01. Module 02 — Weekly Plan
Key concepts
- Raw text must be converted into repeatable numeric units.
- Character-level tokenization is flexible but sequence-heavy.
- Word-level tokenization is compact but brittle on open-vocabulary text.
- Subword tokenization is the practical compromise.
- BPE learns reusable merges from frequent adjacent pairs.
- Token IDs are addresses, not meanings.
- Embeddings are matrix rows selected by token ID.
- Bag-of-words loses order information.
- Positional information repairs the missing order signal.
- Sinusoidal encoding is easiest to picture as rotating clocks.
- RoPE makes relative position matter inside attention scores.
- ALiBi adds a distance bias to the scorecard.
- Self-attention means each token queries every other token.
- Scaling by
√d_k keeps softmax from becoming too sharp.
- Multi-head attention allows specialized consultation patterns.
🧠 Mental models
- BPE / subword tokenization: "Teach the model reusable syllable LEGO blocks instead of whole words or single letters."
- Embeddings: "A token ID is a locker number; the embedding vector is the contents stored in that locker."
- Positional encoding: "Attach clock hands to each token so the model can tell first, second, and third."
- RoPE: "Rotate queries and keys like matched gears so relative distance changes their alignment."
- Self-attention: "Each token asks the room, 'who matters to me right now?'"
- Multi-head attention: "Several specialists read the same sentence with different lenses."
⚠️ Common traps
- Assuming nearby token IDs have nearby meanings; IDs are just indices into an embedding table.
- Ignoring how smaller token units increase sequence length and make attention quadratically more expensive.
- Treating embeddings like bag-of-words features and forgetting that order must be reintroduced explicitly.
- Omitting the
√d_k scaling and making attention scores so sharp that softmax saturates.
- Explaining RoPE as simple position addition when it actually rotates Q/K representations.
- Assuming one attention head can capture every useful pattern equally well.
🔗 Prerequisites & connections
- Builds on: Module 01 neural-network basics, matrix multiplication, softmax, and learned vector representations.
- Feeds into: transformer block design, causal masking, Q/K/V implementation, and KV-cache reasoning in Modules 03-04.
💬 Interview phrasing
- "Why is subword tokenization the practical sweet spot for LLMs?"
- "If token IDs are just integers, where does meaning actually enter the model?"
- "Why do we still need positional information after embedding lookup?"
- "What does RoPE change inside attention compared with sinusoidal encodings or ALiBi?"
- "Why divide attention scores by
√d_k, and why are multiple heads useful?"
⏱️ Difficulty markers
- 🟢 embeddings
- 🟢 subword tokenization
- 🟡 positional encodings
- 🟡 self-attention
- 🔴 RoPE / ALiBi intuition
- 🔴 multi-head attention
Self-check questions
- Why does
ChatGPT-4o create trouble for naive word tokenization? (explainer §1.1)
- Why does character-level tokenization hurt attention cost so quickly? (explainer §2.2)
- Why is
[UNK] a poor answer to open-vocabulary text? (explainer §2.3)
- Walk the BPE merge path from
t o k e n to token. (explainer §2.5)
- Why are token IDs only addresses? (explainer §3.1)
- Explain embedding lookup as matrix indexing. (explainer §3.2)
- Why do
dog bites man and man bites dog break bag-of-words? (explainer §3.3)

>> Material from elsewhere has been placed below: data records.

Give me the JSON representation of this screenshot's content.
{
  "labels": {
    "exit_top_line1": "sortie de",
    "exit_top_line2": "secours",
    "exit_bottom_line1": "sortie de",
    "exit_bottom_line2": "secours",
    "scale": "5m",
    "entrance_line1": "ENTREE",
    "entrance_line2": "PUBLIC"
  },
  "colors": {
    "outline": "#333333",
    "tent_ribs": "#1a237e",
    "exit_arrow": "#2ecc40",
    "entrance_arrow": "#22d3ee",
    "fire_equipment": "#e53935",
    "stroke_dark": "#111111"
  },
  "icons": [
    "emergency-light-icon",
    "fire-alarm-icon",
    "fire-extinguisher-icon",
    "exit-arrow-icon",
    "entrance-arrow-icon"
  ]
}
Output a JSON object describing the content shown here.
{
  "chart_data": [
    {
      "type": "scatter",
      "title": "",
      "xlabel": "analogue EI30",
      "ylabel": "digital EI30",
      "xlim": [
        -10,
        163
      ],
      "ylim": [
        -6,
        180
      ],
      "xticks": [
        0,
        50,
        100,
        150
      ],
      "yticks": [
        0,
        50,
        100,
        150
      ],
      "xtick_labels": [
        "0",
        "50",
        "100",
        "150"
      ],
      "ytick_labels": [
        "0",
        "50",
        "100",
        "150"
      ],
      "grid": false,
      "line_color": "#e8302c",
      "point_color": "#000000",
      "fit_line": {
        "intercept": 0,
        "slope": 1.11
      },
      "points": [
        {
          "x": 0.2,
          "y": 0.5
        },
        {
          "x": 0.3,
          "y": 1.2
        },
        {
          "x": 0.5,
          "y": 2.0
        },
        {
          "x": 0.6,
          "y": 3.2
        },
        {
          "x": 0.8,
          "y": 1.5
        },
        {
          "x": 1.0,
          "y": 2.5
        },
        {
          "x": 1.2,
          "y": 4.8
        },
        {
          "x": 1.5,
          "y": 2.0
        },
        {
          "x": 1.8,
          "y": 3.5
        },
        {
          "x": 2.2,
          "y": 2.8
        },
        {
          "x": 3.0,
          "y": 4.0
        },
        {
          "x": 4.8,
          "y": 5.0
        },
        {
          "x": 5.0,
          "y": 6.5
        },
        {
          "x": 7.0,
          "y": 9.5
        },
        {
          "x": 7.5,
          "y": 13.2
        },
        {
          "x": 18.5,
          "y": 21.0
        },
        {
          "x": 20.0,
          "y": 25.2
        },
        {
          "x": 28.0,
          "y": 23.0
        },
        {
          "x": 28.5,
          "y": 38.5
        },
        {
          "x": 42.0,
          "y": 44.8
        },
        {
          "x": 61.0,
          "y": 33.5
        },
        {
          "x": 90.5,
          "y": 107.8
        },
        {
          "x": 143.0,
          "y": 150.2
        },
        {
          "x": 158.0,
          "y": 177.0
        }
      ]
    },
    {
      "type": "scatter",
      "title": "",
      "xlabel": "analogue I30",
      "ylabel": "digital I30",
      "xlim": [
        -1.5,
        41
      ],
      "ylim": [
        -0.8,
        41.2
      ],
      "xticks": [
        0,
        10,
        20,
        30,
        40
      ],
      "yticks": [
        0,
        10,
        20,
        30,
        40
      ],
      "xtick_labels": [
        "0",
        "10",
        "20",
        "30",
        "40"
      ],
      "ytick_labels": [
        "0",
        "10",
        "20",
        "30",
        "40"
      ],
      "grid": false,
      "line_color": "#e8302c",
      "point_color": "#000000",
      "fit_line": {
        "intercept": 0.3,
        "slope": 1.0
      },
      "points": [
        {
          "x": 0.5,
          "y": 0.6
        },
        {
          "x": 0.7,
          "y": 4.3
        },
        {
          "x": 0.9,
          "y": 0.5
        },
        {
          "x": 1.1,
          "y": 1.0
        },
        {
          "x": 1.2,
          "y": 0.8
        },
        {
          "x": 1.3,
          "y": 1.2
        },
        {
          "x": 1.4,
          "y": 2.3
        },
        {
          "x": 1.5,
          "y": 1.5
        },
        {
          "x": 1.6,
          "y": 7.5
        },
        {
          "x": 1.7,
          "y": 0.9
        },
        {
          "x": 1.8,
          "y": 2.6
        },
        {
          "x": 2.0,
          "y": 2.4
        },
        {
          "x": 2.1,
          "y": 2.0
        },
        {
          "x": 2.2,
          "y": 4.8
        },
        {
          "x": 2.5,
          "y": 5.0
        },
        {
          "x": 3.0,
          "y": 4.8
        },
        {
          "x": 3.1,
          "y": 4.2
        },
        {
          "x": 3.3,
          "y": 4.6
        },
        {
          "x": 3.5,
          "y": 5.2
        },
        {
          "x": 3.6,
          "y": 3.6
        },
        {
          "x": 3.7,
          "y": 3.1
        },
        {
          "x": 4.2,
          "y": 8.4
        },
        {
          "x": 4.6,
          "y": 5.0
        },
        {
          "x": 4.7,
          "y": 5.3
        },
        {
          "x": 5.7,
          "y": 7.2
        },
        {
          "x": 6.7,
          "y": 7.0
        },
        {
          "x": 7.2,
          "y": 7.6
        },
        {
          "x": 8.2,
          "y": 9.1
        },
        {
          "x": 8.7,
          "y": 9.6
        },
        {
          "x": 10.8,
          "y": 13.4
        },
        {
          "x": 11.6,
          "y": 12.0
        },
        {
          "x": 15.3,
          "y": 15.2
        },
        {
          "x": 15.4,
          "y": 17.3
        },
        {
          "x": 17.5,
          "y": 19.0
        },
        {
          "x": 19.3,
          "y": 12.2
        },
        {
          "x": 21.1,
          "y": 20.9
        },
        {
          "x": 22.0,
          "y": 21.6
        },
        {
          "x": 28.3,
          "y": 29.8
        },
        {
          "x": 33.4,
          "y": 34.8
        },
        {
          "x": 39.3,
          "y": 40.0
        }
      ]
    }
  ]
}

- Give the geometric intuition for sinusoidal encoding. (explainer §3.5)
- What changes when RoPE rotates queries and keys? (explainer §3.7)
- Explain self-attention as a soft lookup. (explainer §4.2)
- Why divide by
√d_k in attention? (explainer §4.5)
- Why is one attention head often not enough? (explainer §5.1)
Health check
- Can you explain the full pipeline without looking at notes?
- Can you work one BPE example by hand?
- Can you compute one tiny attention example numerically?
- Can you say what breaks before you say what fixes it?
- If not, slow down and re-read the fuzzy chapter in 02_explainer.md.